At this point it will be of greatest help to identify the elements of a missional church. This will put some specifics in place that will aid in formulating a mental picture. These elements come from the pen of Timothy Keller, a church-planter and pastor in Manhattan, New York. He is a leading author and speaker in the area of gospel-centered ministry and missional thinking. In an article titled Missional Church, Keller outlines the following five elements or characteristics that a missional congregation embodies:
1. Discourse in the vernacular of the unchurched community and culture. This means that a missional church avoids using language that an unbeliever living around them would not understand. They do not use “pompous, spiritual, sentimental talk” that distance themselves from their unchurched community. It means they avoid ever talking as if non-believers are not present.
2. Enter and re-tell the culture’s stories with the gospel.
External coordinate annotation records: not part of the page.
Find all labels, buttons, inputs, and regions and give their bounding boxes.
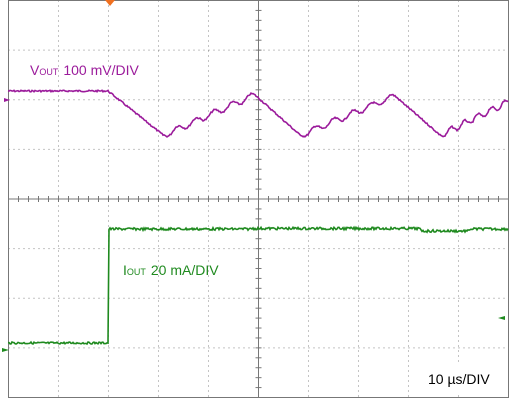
frame — [8, 0, 509, 398]
trigger-marker — [105, 0, 115, 6]
iout-label: IOUT 20 mA/DIV — [123, 262, 219, 278]
timebase-box — [418, 364, 506, 394]
grid — [8, 0, 509, 398]
iout-ground-marker — [2, 348, 9, 352]
timebase-label: 10 µs/DIV — [428, 371, 490, 387]
vout-label: VOUT 100 mV/DIV — [30, 62, 139, 78]
trigger-level-marker — [498, 316, 505, 320]
vout-trace — [7, 89, 509, 138]
vout-ground-marker — [4, 98, 10, 102]
iout-trace — [7, 225, 509, 346]
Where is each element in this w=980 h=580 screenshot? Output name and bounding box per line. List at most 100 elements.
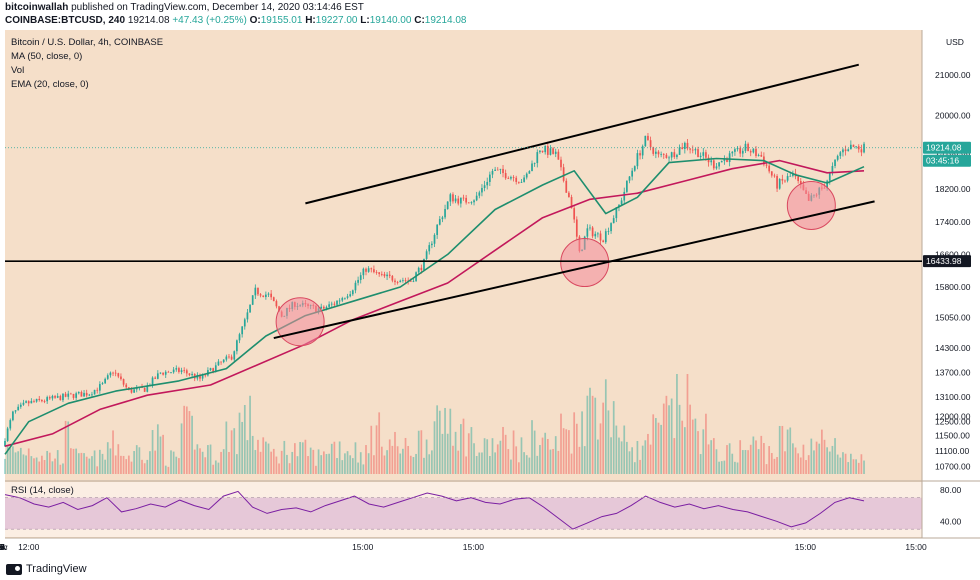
volume-bar bbox=[420, 430, 423, 474]
candle-body bbox=[423, 258, 425, 271]
price-tick-label: 20000.00 bbox=[935, 111, 971, 121]
volume-bar bbox=[539, 445, 541, 474]
time-tick-label: 23 bbox=[0, 542, 5, 552]
candle-body bbox=[860, 149, 863, 153]
candle-body bbox=[438, 219, 441, 225]
volume-bar bbox=[768, 446, 771, 474]
volume-bar bbox=[863, 460, 865, 474]
candle-body bbox=[755, 148, 757, 156]
volume-bar bbox=[689, 404, 691, 474]
volume-bar bbox=[183, 405, 186, 474]
volume-bar bbox=[9, 448, 12, 474]
candle-body bbox=[744, 143, 747, 151]
volume-bar bbox=[75, 448, 78, 474]
volume-bar bbox=[473, 443, 475, 474]
candle-body bbox=[857, 146, 860, 150]
volume-bar bbox=[620, 441, 623, 474]
volume-bar bbox=[755, 440, 757, 474]
volume-bar bbox=[807, 455, 810, 474]
volume-bar bbox=[802, 444, 805, 474]
tradingview-logo[interactable]: TradingView bbox=[6, 563, 87, 575]
price-change: +47.43 (+0.25%) bbox=[172, 15, 247, 26]
drawings[interactable] bbox=[5, 63, 922, 347]
candle-body bbox=[122, 379, 125, 385]
candle-body bbox=[172, 369, 175, 373]
highlight-circle bbox=[786, 180, 836, 230]
volume-bar bbox=[180, 423, 183, 474]
candle-body bbox=[330, 303, 333, 305]
candle-body bbox=[243, 319, 246, 327]
candle-body bbox=[525, 173, 528, 178]
volume-bar bbox=[488, 456, 491, 474]
candle-body bbox=[109, 372, 112, 376]
candle-body bbox=[56, 395, 59, 398]
volume-bar bbox=[520, 437, 523, 474]
price-tick-label: 14300.00 bbox=[935, 343, 971, 353]
candle-body bbox=[467, 202, 470, 204]
candle-body bbox=[597, 233, 599, 235]
volume-bar bbox=[64, 420, 67, 474]
volume-bar bbox=[373, 455, 375, 474]
candle-body bbox=[699, 155, 702, 158]
candle-body bbox=[510, 177, 512, 179]
publish-info: published on TradingView.com, December 1… bbox=[71, 2, 364, 13]
candle-body bbox=[85, 392, 88, 396]
price-tick-label: 15050.00 bbox=[935, 313, 971, 323]
volume-bar bbox=[562, 428, 565, 474]
price-chart[interactable]: 10700.00 11100.00 11500.00 12000.0012500.00… bbox=[0, 30, 980, 560]
volume-bar bbox=[454, 431, 457, 474]
candle-body bbox=[523, 177, 525, 182]
publisher-name[interactable]: bitcoinwallah bbox=[5, 2, 69, 13]
time-axis[interactable]: 12:00 26Nov59 15:00 16 15:00 2327Dec7 15:00 14 1… bbox=[0, 542, 927, 552]
candle-body bbox=[562, 167, 565, 181]
volume-bar bbox=[230, 430, 233, 474]
candle-body bbox=[88, 394, 91, 396]
volume-bar bbox=[196, 444, 199, 474]
volume-bar bbox=[470, 427, 473, 474]
candle-body bbox=[623, 191, 626, 201]
candle-body bbox=[573, 208, 576, 220]
volume-bar bbox=[225, 421, 228, 474]
candle-body bbox=[151, 377, 154, 386]
volume-bar bbox=[362, 464, 365, 474]
candle-body bbox=[428, 245, 431, 252]
moving-averages bbox=[4, 157, 865, 455]
candle-body bbox=[114, 372, 117, 374]
candle-body bbox=[557, 151, 560, 160]
time-tick-label: Nov bbox=[0, 542, 8, 552]
volume-bar bbox=[325, 454, 328, 474]
volume-bar bbox=[673, 438, 676, 474]
volume-bar bbox=[83, 453, 85, 474]
volume-bar bbox=[4, 458, 6, 474]
candle-body bbox=[30, 400, 33, 404]
volume-bar bbox=[333, 441, 336, 474]
volume-bar bbox=[396, 446, 399, 474]
price-axis[interactable]: 10700.00 11100.00 11500.00 12000.0012500.00… bbox=[923, 70, 971, 526]
candle-body bbox=[222, 359, 225, 363]
candle-body bbox=[834, 159, 836, 167]
candle-body bbox=[507, 178, 510, 180]
candle-body bbox=[130, 389, 133, 393]
candle-body bbox=[125, 384, 128, 388]
candle-body bbox=[655, 151, 657, 154]
volume-bar bbox=[85, 456, 88, 474]
volume-bar bbox=[101, 453, 104, 474]
volume-bar bbox=[821, 429, 823, 474]
candle-body bbox=[370, 268, 373, 270]
volume-bar bbox=[533, 430, 536, 474]
volume-bar bbox=[691, 419, 694, 474]
volume-bar bbox=[14, 452, 17, 474]
volume-bar bbox=[349, 455, 352, 474]
legend-vol: Vol bbox=[11, 65, 24, 76]
volume-bar bbox=[217, 462, 220, 474]
candle-body bbox=[517, 181, 520, 183]
candle-body bbox=[278, 306, 280, 312]
volume-bar bbox=[41, 455, 43, 474]
volume-bar bbox=[172, 451, 175, 474]
volume-bar bbox=[185, 406, 188, 474]
volume-bar bbox=[167, 466, 170, 474]
volume-bar bbox=[665, 395, 668, 474]
candle-body bbox=[741, 150, 744, 154]
volume-bar bbox=[212, 464, 215, 474]
volume-bar bbox=[467, 433, 470, 474]
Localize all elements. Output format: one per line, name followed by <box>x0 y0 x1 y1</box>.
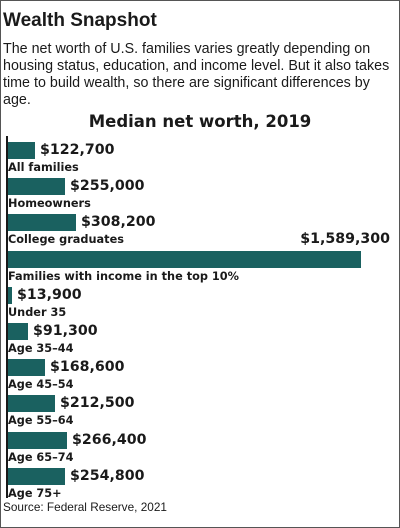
chart-title: Median net worth, 2019 <box>88 112 312 131</box>
source-note: Source: Federal Reserve, 2021 <box>3 500 167 514</box>
bar-value-label: $255,000 <box>70 178 145 194</box>
y-axis-line <box>6 136 8 498</box>
bar <box>8 323 28 340</box>
bar <box>8 468 65 485</box>
bar-value-label: $122,700 <box>40 142 115 158</box>
bar-value-label: $168,600 <box>50 359 125 375</box>
category-label: Under 35 <box>8 306 67 319</box>
category-label: Age 45–54 <box>8 378 74 391</box>
bar <box>8 432 67 449</box>
bar-value-label: $13,900 <box>17 287 82 303</box>
page-title: Wealth Snapshot <box>3 10 157 31</box>
bar-value-label: $91,300 <box>33 323 98 339</box>
bar <box>8 251 361 268</box>
bar-value-label: $1,589,300 <box>300 231 390 247</box>
category-label: Age 55–64 <box>8 414 74 427</box>
bar <box>8 359 45 376</box>
bar-value-label: $308,200 <box>81 214 156 230</box>
intro-text: The net worth of U.S. families varies gr… <box>3 41 390 108</box>
bar <box>8 142 35 159</box>
category-label: College graduates <box>8 233 124 246</box>
category-label: Homeowners <box>8 197 91 210</box>
bar-value-label: $254,800 <box>70 468 145 484</box>
bar <box>8 214 76 231</box>
bar <box>8 395 55 412</box>
category-label: Families with income in the top 10% <box>8 270 239 283</box>
category-label: Age 75+ <box>8 487 62 500</box>
category-label: Age 35–44 <box>8 342 74 355</box>
bar-value-label: $212,500 <box>60 395 135 411</box>
category-label: All families <box>8 161 79 174</box>
category-label: Age 65–74 <box>8 451 74 464</box>
bar-value-label: $266,400 <box>72 432 147 448</box>
bar <box>8 178 65 195</box>
bar <box>8 287 12 304</box>
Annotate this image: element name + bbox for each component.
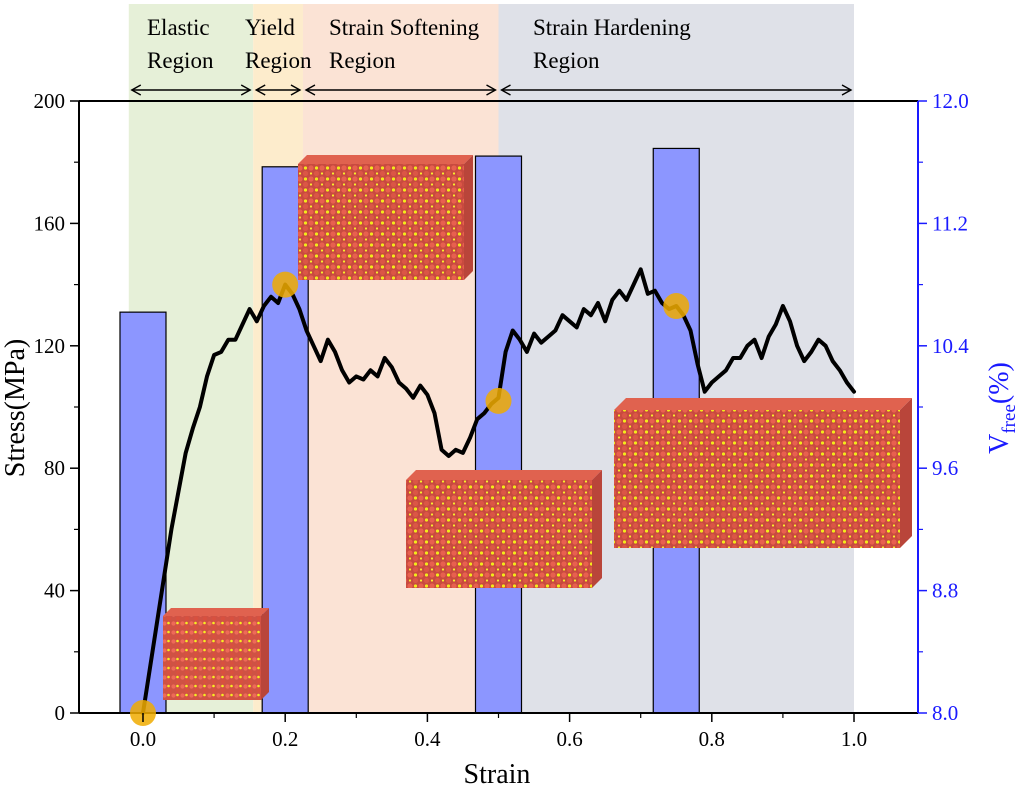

This means that preaching, speaking and communicating is always done with the assumption that skeptical people are present. They want to engage these kinds of people and figure out how to explain the gospel in a way that will be meaningful to them, not simply talk about the “good old days.” To “enter” means to show sympathy toward the local communities art, literature, music, and theatre. To “re-tell” means to show how only Christ can give freedom to be authentic.
3. Theologically train lay people for public life and vocation. This means we must train our laity in more than prayer, Bible study, etc… These are private skills—yes, that are necessary—but we must also train people in public skills—thinking Christianly in all areas of life. What does the culture practice that is not a sin for us to embrace? What does the culture practice that is sinful and must be rejected? What practices of the culture can be revised and adapted? Finally, under this point, it means to demonstrate real, biblical love and tolerance toward those with whom we differ greatly.
4. Create Christian community which is counter-cultural and counter-intuitive. This means the Christian community shows to the world how radically different we are in regard to things such as sex, money, and power. In sex, we avoid the idolization of it that secular society has created but we also exhibit love rather than hostility or fear toward those with different sexual lifestyles. In money, we promote generosity instead of greed. In power, we share it and build relationships instead of trampling over one another to get to the top.
5. Practice Christian unity as much as possible on the local level. This means that churches and Christians focus their attention on the points they agree on much, much more than the points at which they disagree. That means we avoid phrases like: “we are not like that church over there, or those Christians over there.” We must not define ourselves over against the values of one church or another. Rather, we must clearly define ourselves against the values of the world. Lack of unity in individual churches, denominations, and Christianity in general has been a real “defeater” of the gospel in the past century. This must stop.